Vincent: October 23, 1888


“Paul Gauguin (Man in a Red Beret)”, December 1888

Vincent has a guest, Paul Gauguin, who he knows from Paris. They met last autumn and Vincent’s been begging him to come and help him launch his Studio of the South. Paul is quite a character, full of stories of his travels.

He grew up in Peru and has been to the Caribbean. He was in the merchant marine and worked as a stockbroker before he decided to become an artist, rather late in life, just like Vincent.

They get along famously, even when they argue about the “right” way to paint. Full of theories, both of them. Gauguin wants poor old Vincent to try working from memory instead of always having a life subject or a model in front of him. Maybe Vincent doesn’t have the same kind of memories as Paul.

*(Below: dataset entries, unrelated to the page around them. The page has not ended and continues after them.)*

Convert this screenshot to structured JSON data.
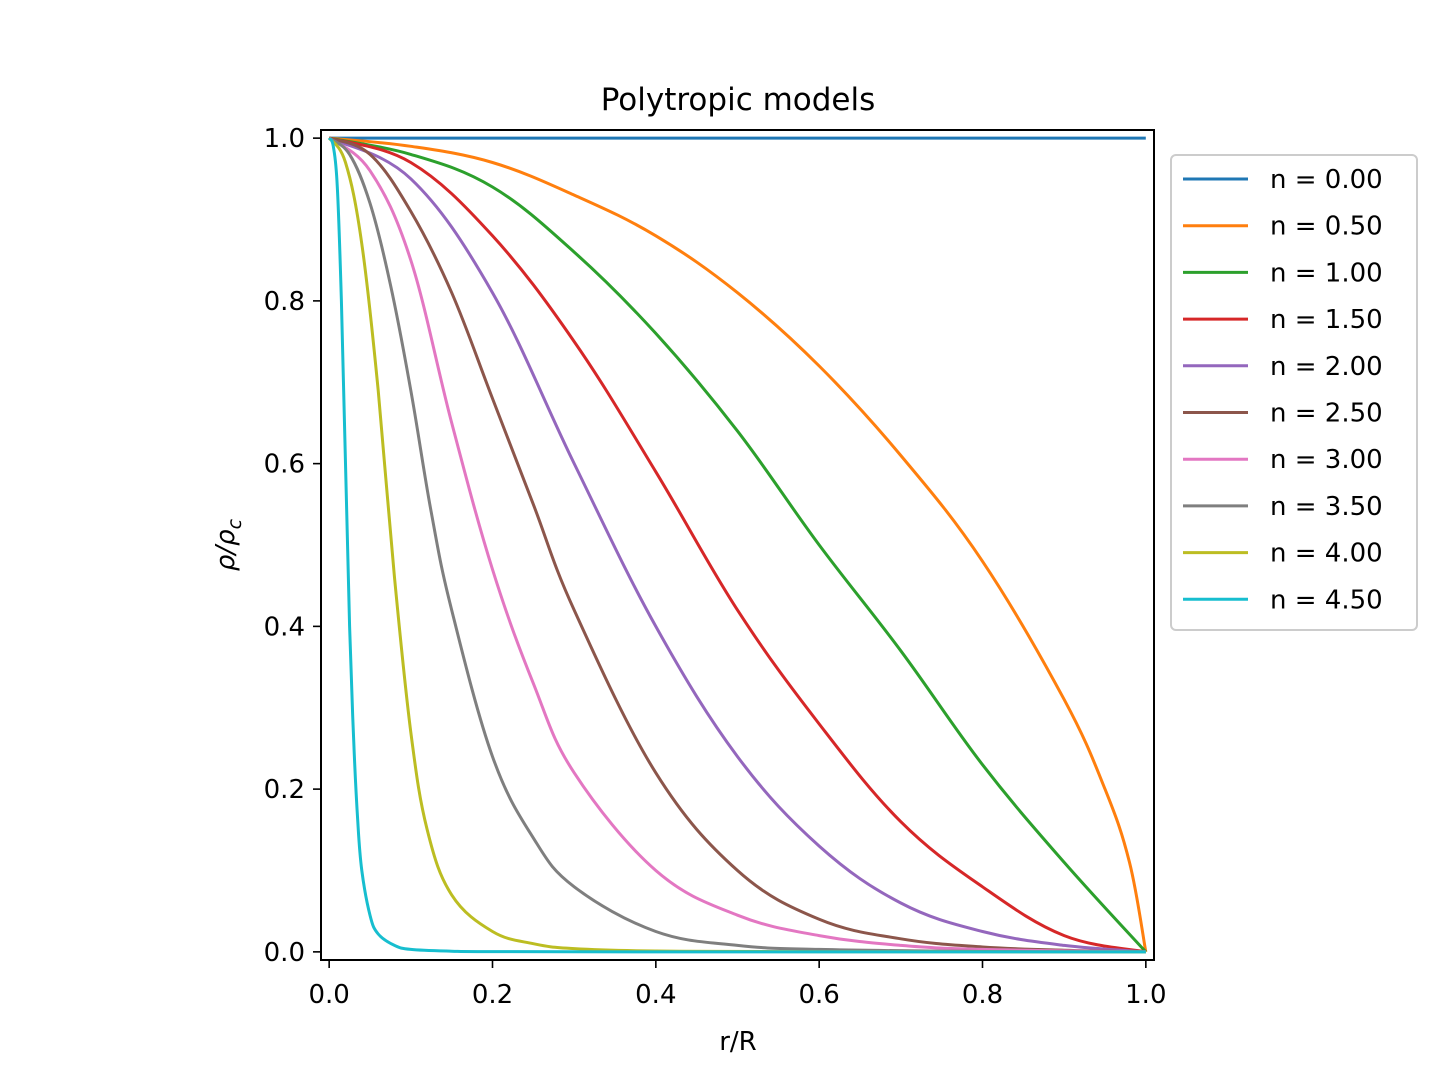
{
  "chart_data": {
    "type": "line",
    "title": "Polytropic models",
    "xlabel": "r/R",
    "ylabel": "ρ/ρc",
    "ylabel_main": "ρ/ρ",
    "ylabel_sub": "c",
    "xlim": [
      -0.01,
      1.01
    ],
    "ylim": [
      -0.01,
      1.01
    ],
    "xticks": [
      0.0,
      0.2,
      0.4,
      0.6,
      0.8,
      1.0
    ],
    "xtick_labels": [
      "0.0",
      "0.2",
      "0.4",
      "0.6",
      "0.8",
      "1.0"
    ],
    "yticks": [
      0.0,
      0.2,
      0.4,
      0.6,
      0.8,
      1.0
    ],
    "ytick_labels": [
      "0.0",
      "0.2",
      "0.4",
      "0.6",
      "0.8",
      "1.0"
    ],
    "grid": false,
    "legend_position": "outside upper right",
    "series": [
      {
        "name": "n = 0.00",
        "n": 0.0,
        "color": "#1f77b4",
        "x": [
          0.0,
          1.0
        ],
        "y": [
          1.0,
          1.0
        ]
      },
      {
        "name": "n = 0.50",
        "n": 0.5,
        "color": "#ff7f0e",
        "x": [
          0.0,
          0.1,
          0.2,
          0.3,
          0.4,
          0.5,
          0.6,
          0.7,
          0.8,
          0.9,
          0.95,
          0.98,
          1.0
        ],
        "y": [
          1.0,
          0.99,
          0.97,
          0.93,
          0.88,
          0.81,
          0.72,
          0.61,
          0.48,
          0.31,
          0.2,
          0.11,
          0.0
        ]
      },
      {
        "name": "n = 1.00",
        "n": 1.0,
        "color": "#2ca02c",
        "x": [
          0.0,
          0.1,
          0.2,
          0.3,
          0.4,
          0.5,
          0.6,
          0.7,
          0.8,
          0.9,
          1.0
        ],
        "y": [
          1.0,
          0.98,
          0.94,
          0.86,
          0.76,
          0.64,
          0.5,
          0.37,
          0.23,
          0.11,
          0.0
        ]
      },
      {
        "name": "n = 1.50",
        "n": 1.5,
        "color": "#d62728",
        "x": [
          0.0,
          0.1,
          0.2,
          0.3,
          0.4,
          0.5,
          0.6,
          0.7,
          0.8,
          0.9,
          1.0
        ],
        "y": [
          1.0,
          0.97,
          0.88,
          0.75,
          0.59,
          0.42,
          0.28,
          0.16,
          0.08,
          0.02,
          0.0
        ]
      },
      {
        "name": "n = 2.00",
        "n": 2.0,
        "color": "#9467bd",
        "x": [
          0.0,
          0.1,
          0.2,
          0.3,
          0.4,
          0.5,
          0.6,
          0.7,
          0.8,
          0.9,
          1.0
        ],
        "y": [
          1.0,
          0.95,
          0.81,
          0.6,
          0.4,
          0.24,
          0.13,
          0.06,
          0.025,
          0.008,
          0.0
        ]
      },
      {
        "name": "n = 2.50",
        "n": 2.5,
        "color": "#8c564b",
        "x": [
          0.0,
          0.05,
          0.1,
          0.15,
          0.2,
          0.25,
          0.3,
          0.4,
          0.5,
          0.6,
          0.7,
          0.8,
          0.9,
          1.0
        ],
        "y": [
          1.0,
          0.98,
          0.91,
          0.81,
          0.68,
          0.55,
          0.42,
          0.22,
          0.1,
          0.04,
          0.016,
          0.006,
          0.002,
          0.0
        ]
      },
      {
        "name": "n = 3.00",
        "n": 3.0,
        "color": "#e377c2",
        "x": [
          0.0,
          0.05,
          0.1,
          0.15,
          0.2,
          0.25,
          0.3,
          0.4,
          0.5,
          0.6,
          0.7,
          0.8,
          1.0
        ],
        "y": [
          1.0,
          0.96,
          0.85,
          0.65,
          0.47,
          0.33,
          0.22,
          0.1,
          0.045,
          0.02,
          0.008,
          0.003,
          0.0
        ]
      },
      {
        "name": "n = 3.50",
        "n": 3.5,
        "color": "#7f7f7f",
        "x": [
          0.0,
          0.025,
          0.05,
          0.075,
          0.1,
          0.125,
          0.15,
          0.2,
          0.25,
          0.3,
          0.4,
          0.5,
          0.6,
          0.8,
          1.0
        ],
        "y": [
          1.0,
          0.98,
          0.92,
          0.82,
          0.69,
          0.54,
          0.42,
          0.24,
          0.14,
          0.08,
          0.025,
          0.008,
          0.003,
          0.0005,
          0.0
        ]
      },
      {
        "name": "n = 4.00",
        "n": 4.0,
        "color": "#bcbd22",
        "x": [
          0.0,
          0.02,
          0.04,
          0.06,
          0.08,
          0.1,
          0.12,
          0.15,
          0.2,
          0.25,
          0.3,
          0.4,
          0.6,
          1.0
        ],
        "y": [
          1.0,
          0.97,
          0.87,
          0.69,
          0.46,
          0.27,
          0.15,
          0.07,
          0.025,
          0.01,
          0.004,
          0.001,
          0.0002,
          0.0
        ]
      },
      {
        "name": "n = 4.50",
        "n": 4.5,
        "color": "#17becf",
        "x": [
          0.0,
          0.005,
          0.01,
          0.015,
          0.02,
          0.025,
          0.03,
          0.035,
          0.04,
          0.05,
          0.06,
          0.08,
          0.1,
          0.15,
          0.2,
          0.4,
          1.0
        ],
        "y": [
          1.0,
          0.99,
          0.94,
          0.8,
          0.6,
          0.4,
          0.26,
          0.16,
          0.1,
          0.045,
          0.022,
          0.008,
          0.003,
          0.0008,
          0.0003,
          0.0,
          0.0
        ]
      }
    ]
  }
}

“Twelve Sunflowers in a Vase”, December 1888


“Red Vineyards of Arles”

Van Gogh is remembered with sympathy as having sold only one painting during his lifetime, and it’s widely believed that that painting was “The Red Vineyards”. This was among the works he contributed to the 1890 exhibition staged by the Belgian avant-garde group Les Vingt in Brussels, where it was purchased for 400 francs by the host group’s own Anna Boch, the sister of Vincent’s painter friend Eugène Boch, whom he had depicted in “Le Peintre aux Étoiles” two years earlier.

It has been noted, however, that Theo Van Gogh was informed in late 1888 that a London art dealer had sold one of Vincent’s self-portraits, although this sale has never been corroborated. Another art expert has also suggested that “The Red Vineyard” was not sold until the year after Van Gogh’s death.